An example of how to use the locks can be found here:

#!/usr/bin/env python3
import sys
from ecalautoctrl import HTCHandlerByRunDBS, CondDBLockGT, T0ProcDatasetLock
from ecalautoctrl.TaskHandlers import AutoCtrlScriptBase

if __name__ == '__main__':
    laser_ped_lock = CondDBLockGT(records=['EcalLaserAPDPNRatiosRcd', 'EcalPedestalsRcd']) # (1)
    t0lock = T0ProcDatasetLock(dataset='/AlCaPhiSym', stage='Repack') # (2)

    handler = HTCHandlerByRunDBS(task='phisym-reco',
                                 dsetname='/AlCaPhiSym/*/RAW',
                                 locks=[laser_ped_lock, t0lock]) # (3)

    ret = handler()

    sys.exit(ret)

get_opts = AutoCtrlScriptBase.export_options(HTCHandlerByRunDBS) # (4)

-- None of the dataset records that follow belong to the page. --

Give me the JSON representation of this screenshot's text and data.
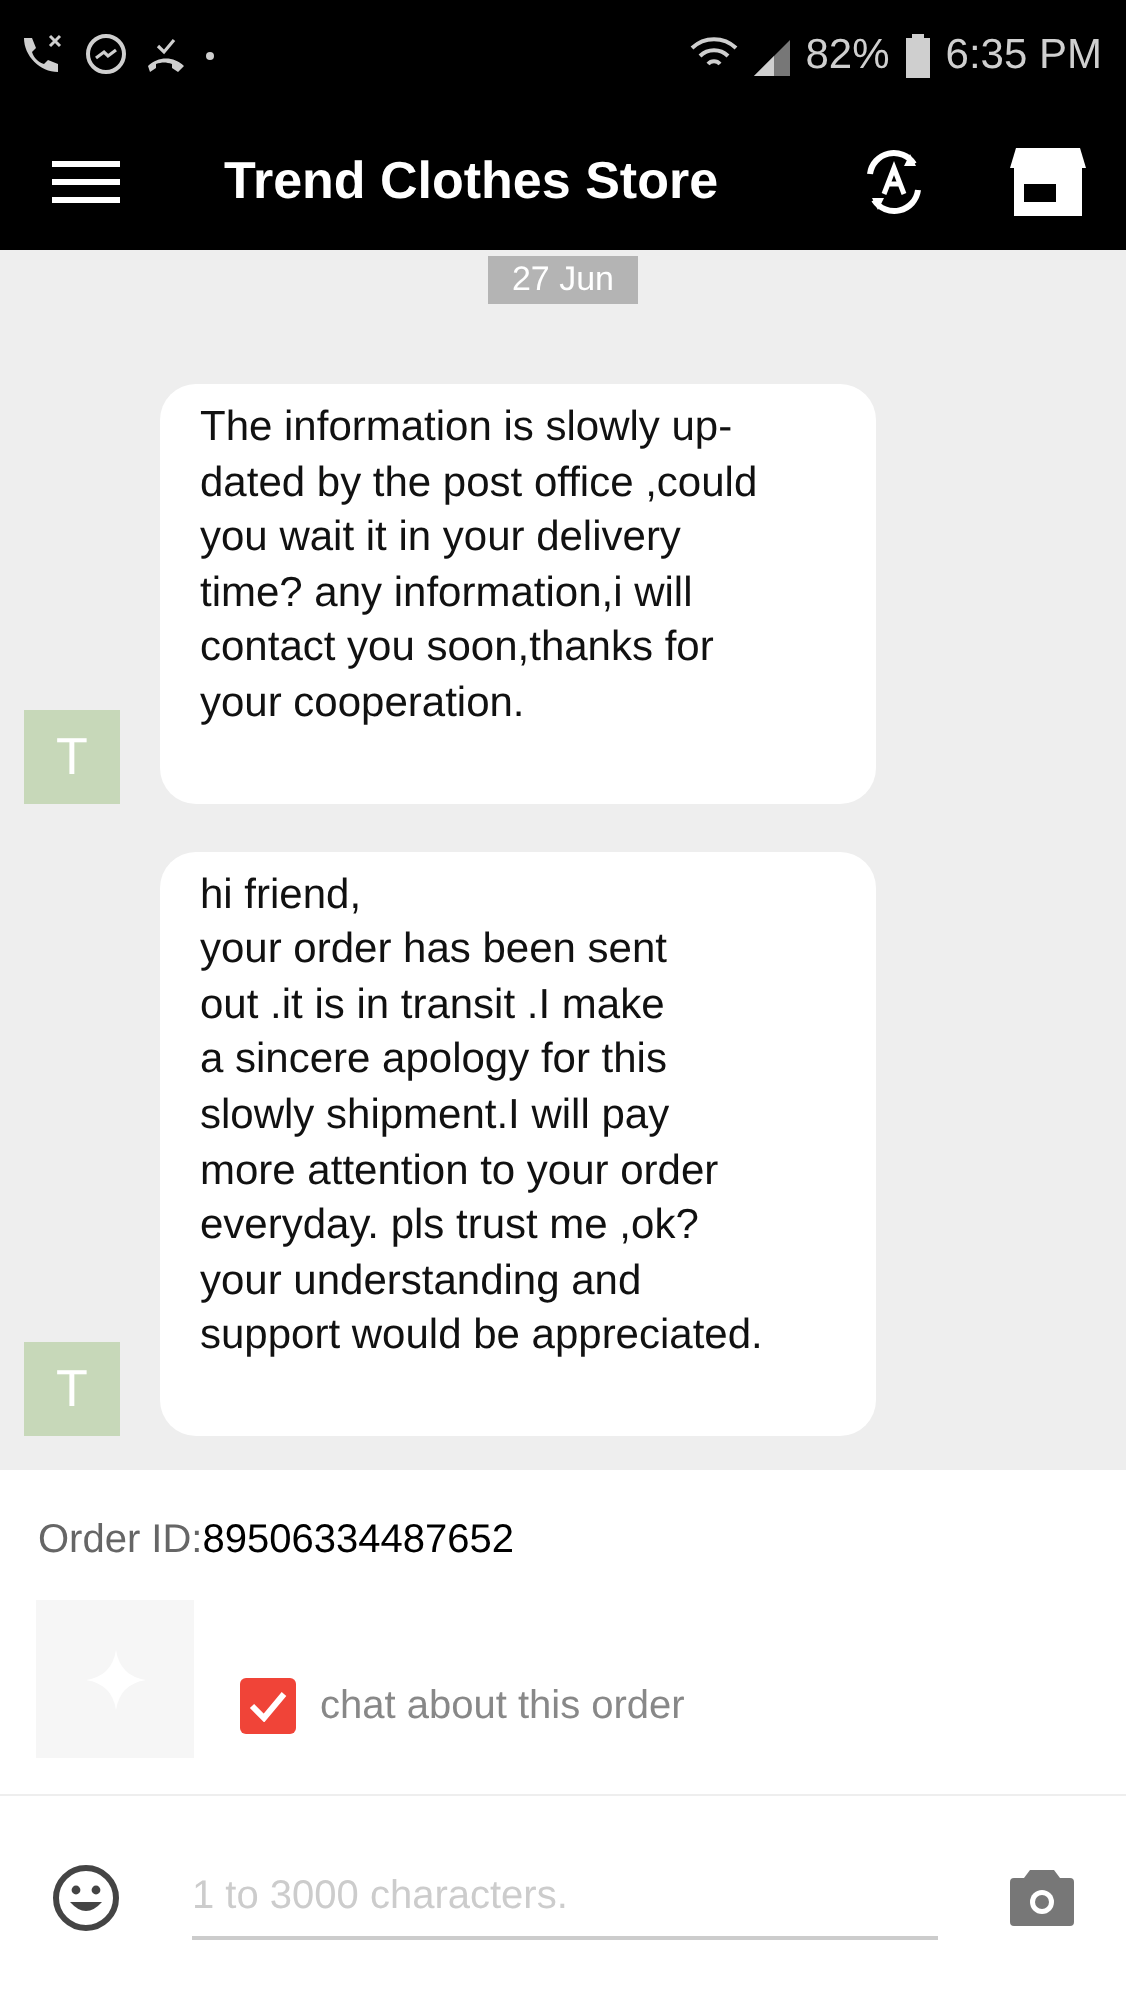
{
  "status_bar": {
    "battery": "82%",
    "time": "6:35 PM"
  },
  "app_bar": {
    "title": "Trend Clothes Store"
  },
  "date_label": "27 Jun",
  "messages": [
    {
      "avatar": "T",
      "lines": [
        "The information  is slowly up-",
        "dated by the post office ,could",
        "you wait it in your delivery",
        "time? any information,i will",
        "contact you soon,thanks for",
        "your cooperation."
      ]
    },
    {
      "avatar": "T",
      "lines": [
        "hi friend,",
        "your  order has been sent",
        "out .it is in transit .I make",
        "a sincere apology for this",
        "slowly shipment.I  will pay",
        "more attention to your order",
        "everyday. pls  trust me ,ok?",
        "your understanding and",
        "support would be appreciated."
      ]
    }
  ],
  "order": {
    "label": "Order ID:",
    "id": "89506334487652",
    "chat_about": {
      "label": "chat about this order",
      "checked": true
    }
  },
  "composer": {
    "placeholder": "1 to 3000 characters."
  }
}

Create a lock to wait for a payload to be appended to the specified tags with a "since" time/run-number that is more recent than the run end time.
Create a lock to wait for T0 to fully process and copy to EOS the RAW data from the /AlCaPhiSym stream.
Set the locks in the handler class.
Use the export_options static method to generate a function (assigned to get_opts) that can be used by sphinx to generate automatic documentation (including command line options and their default values) of the python script.